Die Auseinandersetzung mit Dylan im letzten Jahr stieß zudem auf das Problem, dass eine gewisse Sakralisierung des Banalen stark in Mode gekommen ist. Gerade fehlende Virtuosität, dass Reime schon hundertmal gemacht wurden und überhaupt Nachlässigkeit in der Komposition wird da zum Ausweis der Qualität, zu alternativen Kulturkritik. Das ist nicht immer falsch, und will von Mal zu Mal wohl überprüft werden! Es birgt allerdings auch die Gefahr eines Personenkultes in sich, bei dem man „Literatensängern“ durchgehen lässt, was man Baudelaire gleich wie Bohlen nie durchgehen ließe. Aber wer wollte beweisen, dass Zweiterer nicht eine einzige fleischgewordene De(kon)struktion des Pop und seiner Mechnismen ist? Nichtsein beweisen ist schwierig.

Schwatzbuden? – Der unmögliche Roman

Der Roman ist eine Kunst-Schimäre, und er wird davon wohl auch nicht loskommen.

Er ist das einzige Kunstwerk, das man während des Genusses zwanzigmal beiseite legt, und das einzige dem die breite Masse der Leser Weitschweifigkeit abverlangt und Konzentration übel nimmt.

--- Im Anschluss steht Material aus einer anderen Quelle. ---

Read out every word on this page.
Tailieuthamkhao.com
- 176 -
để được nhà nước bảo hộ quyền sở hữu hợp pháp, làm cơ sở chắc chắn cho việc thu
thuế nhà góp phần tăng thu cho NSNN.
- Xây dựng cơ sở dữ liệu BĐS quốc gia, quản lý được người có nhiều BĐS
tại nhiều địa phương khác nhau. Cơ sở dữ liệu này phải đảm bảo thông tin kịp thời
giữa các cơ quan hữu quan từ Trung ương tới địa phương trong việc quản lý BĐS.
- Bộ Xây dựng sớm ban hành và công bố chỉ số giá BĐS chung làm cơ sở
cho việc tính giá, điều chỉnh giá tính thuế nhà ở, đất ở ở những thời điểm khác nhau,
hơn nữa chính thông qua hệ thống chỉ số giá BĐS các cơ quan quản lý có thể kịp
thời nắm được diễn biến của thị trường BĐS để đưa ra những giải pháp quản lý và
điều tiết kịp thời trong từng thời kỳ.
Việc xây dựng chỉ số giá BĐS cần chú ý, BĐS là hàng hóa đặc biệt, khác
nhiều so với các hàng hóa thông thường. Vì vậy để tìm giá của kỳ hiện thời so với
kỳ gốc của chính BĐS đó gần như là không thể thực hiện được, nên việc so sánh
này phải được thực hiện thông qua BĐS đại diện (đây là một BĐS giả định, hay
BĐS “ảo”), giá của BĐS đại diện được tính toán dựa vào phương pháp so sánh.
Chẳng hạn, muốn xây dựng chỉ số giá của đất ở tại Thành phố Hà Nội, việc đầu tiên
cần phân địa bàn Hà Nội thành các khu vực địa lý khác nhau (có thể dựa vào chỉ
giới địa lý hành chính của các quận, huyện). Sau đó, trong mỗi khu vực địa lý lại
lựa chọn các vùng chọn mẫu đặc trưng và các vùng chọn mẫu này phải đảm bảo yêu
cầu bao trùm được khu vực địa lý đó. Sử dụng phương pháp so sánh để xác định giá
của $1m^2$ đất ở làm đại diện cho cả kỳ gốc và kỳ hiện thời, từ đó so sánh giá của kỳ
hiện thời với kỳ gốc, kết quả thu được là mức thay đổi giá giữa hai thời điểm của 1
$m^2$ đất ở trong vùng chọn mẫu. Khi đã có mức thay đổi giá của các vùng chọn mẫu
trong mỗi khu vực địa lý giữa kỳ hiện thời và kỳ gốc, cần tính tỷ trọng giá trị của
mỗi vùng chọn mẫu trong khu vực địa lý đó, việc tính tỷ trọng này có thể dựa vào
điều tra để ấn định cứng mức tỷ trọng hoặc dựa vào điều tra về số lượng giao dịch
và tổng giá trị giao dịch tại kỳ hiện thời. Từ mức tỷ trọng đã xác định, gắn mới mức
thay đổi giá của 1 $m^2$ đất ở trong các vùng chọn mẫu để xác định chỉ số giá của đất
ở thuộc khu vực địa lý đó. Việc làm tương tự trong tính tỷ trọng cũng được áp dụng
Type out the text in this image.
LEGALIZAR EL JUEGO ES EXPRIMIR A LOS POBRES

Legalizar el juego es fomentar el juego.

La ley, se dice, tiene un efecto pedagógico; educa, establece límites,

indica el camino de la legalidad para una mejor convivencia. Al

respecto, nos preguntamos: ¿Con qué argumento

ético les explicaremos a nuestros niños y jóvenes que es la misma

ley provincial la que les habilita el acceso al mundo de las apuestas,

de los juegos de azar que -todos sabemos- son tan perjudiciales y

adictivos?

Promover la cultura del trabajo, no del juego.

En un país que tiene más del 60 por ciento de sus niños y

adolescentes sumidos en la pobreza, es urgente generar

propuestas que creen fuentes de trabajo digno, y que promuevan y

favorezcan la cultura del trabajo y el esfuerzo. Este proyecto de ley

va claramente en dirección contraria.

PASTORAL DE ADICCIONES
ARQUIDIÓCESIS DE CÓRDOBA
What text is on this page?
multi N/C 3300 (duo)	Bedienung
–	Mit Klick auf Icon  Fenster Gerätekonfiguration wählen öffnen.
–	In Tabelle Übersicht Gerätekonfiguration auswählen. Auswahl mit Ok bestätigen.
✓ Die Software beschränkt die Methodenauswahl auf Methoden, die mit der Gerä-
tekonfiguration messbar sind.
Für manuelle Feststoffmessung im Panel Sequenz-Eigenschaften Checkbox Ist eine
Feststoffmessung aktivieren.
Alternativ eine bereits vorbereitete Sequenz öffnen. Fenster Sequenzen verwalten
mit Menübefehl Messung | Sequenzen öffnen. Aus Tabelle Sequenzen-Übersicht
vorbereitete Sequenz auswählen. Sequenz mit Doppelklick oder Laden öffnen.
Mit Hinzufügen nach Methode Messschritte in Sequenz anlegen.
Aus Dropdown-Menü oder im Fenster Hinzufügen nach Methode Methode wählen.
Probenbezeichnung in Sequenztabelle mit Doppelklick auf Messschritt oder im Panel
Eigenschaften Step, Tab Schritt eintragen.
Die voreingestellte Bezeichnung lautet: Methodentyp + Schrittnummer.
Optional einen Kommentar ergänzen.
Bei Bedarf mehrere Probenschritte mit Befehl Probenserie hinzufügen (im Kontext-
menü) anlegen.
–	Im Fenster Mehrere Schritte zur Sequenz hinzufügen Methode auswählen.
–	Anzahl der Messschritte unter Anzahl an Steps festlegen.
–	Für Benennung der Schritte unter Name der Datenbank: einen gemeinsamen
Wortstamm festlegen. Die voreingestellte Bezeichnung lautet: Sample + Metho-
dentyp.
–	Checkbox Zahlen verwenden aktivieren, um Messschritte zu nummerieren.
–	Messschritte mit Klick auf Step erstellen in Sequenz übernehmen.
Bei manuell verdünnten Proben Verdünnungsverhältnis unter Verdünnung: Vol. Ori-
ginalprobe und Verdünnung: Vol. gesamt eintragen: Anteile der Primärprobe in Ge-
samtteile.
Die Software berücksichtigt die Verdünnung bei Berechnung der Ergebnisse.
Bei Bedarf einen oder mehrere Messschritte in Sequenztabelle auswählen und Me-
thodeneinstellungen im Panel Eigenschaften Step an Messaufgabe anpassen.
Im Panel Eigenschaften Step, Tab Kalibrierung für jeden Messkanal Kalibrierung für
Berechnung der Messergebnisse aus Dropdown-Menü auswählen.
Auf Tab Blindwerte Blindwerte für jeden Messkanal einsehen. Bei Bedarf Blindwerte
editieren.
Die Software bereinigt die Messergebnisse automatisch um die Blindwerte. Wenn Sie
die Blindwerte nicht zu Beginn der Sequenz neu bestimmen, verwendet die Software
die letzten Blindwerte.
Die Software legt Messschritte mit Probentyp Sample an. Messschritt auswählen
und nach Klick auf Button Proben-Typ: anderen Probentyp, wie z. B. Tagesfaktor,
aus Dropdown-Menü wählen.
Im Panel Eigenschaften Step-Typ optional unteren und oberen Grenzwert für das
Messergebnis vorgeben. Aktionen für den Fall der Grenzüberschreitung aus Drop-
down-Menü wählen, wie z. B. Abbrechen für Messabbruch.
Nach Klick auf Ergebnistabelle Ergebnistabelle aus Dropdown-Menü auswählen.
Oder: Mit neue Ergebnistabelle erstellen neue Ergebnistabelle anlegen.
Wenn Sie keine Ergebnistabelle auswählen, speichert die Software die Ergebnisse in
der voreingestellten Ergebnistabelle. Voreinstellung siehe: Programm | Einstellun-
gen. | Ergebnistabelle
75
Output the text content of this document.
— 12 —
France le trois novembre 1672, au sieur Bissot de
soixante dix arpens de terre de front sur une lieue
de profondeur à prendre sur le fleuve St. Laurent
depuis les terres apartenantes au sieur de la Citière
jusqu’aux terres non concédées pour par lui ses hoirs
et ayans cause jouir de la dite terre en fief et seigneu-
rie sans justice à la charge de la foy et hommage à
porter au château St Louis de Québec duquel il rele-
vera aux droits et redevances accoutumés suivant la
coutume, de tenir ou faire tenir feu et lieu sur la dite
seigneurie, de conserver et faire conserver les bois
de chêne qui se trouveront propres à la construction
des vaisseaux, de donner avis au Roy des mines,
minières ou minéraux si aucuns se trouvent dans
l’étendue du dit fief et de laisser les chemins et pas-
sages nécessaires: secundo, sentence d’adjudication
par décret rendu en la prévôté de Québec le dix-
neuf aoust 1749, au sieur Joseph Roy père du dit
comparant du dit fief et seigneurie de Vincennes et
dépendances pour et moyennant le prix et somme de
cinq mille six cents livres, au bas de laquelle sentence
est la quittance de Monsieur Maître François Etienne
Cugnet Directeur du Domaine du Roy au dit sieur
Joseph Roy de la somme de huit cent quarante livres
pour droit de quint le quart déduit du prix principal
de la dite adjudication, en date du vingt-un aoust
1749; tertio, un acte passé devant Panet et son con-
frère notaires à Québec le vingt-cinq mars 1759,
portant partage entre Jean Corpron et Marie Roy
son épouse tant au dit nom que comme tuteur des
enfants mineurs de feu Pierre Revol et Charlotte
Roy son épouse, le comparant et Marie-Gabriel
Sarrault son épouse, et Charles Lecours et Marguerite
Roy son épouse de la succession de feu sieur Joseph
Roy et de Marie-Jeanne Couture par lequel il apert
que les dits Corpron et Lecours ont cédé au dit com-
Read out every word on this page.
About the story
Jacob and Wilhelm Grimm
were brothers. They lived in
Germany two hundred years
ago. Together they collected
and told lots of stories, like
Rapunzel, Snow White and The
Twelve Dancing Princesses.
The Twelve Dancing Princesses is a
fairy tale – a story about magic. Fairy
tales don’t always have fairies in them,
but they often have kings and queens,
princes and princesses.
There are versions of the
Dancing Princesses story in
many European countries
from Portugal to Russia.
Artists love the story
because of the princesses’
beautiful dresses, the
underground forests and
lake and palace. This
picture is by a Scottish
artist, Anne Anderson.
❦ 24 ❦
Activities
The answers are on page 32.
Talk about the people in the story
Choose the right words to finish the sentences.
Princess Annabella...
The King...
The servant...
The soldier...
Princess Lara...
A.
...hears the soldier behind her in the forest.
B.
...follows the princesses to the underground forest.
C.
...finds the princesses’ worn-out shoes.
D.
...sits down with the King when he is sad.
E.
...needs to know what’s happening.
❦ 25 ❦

Denn die Leser (ja, auch die „akademischen“) verlangen ja wirklich geradezu nach Geschwätzigkeit, theoretischen Exkursen, Diskurs Diskurs Diskurs. Es gibt nur ganz wenige, in etwa 13, Romane bei denen man nicht den Großteil des Textes ändern könnte und immer noch ein ähnlich gutes (oder schlechtes) Buch dastehen hätte. Genau 6 Romane der gesamten modernen Literaturgeschichte wären nicht besser als Kurzgeschichten oder Erzählungen erschienen.

Alle anderen Künste lassen sich nach kompositorischen Maßstäben recht gut vergleichen und auf ähnliche Nenner bringen. Ein gutes Gemälde, ein gutes Gedicht, ein gutes Stück Musik, eine gute Fotografie und sogar ein gutes Essen haben überraschend viel Gemein. In der Raum/Zeitnutzung, in der Bezüglichkeit der einzelnen Komponenten aufs Ganze, auch im Anspruch daran, dass zum Punkt gekommen werden soll. Vom Roman dagegen verlangt man ja geradezu, möglichst viele Elemente oraler Traditionen der Vormoderne zu enthalten. Die Zeit zu vertreiben.

Das kann dem Leser egal sein, er will unterhalten werden. Aber der Künstler, der sich ernsthaft an einen Roman setzt, kann es nicht verdrängen. Nein: Allzu aufdringlich sogar die Frage: Kannst du das denn nicht dichter schreiben? Und nur wenn nach radikalster Dichtung noch immer ein Roman übrig bleibt, ist es vielleicht der siebte, der zu existieren verdient.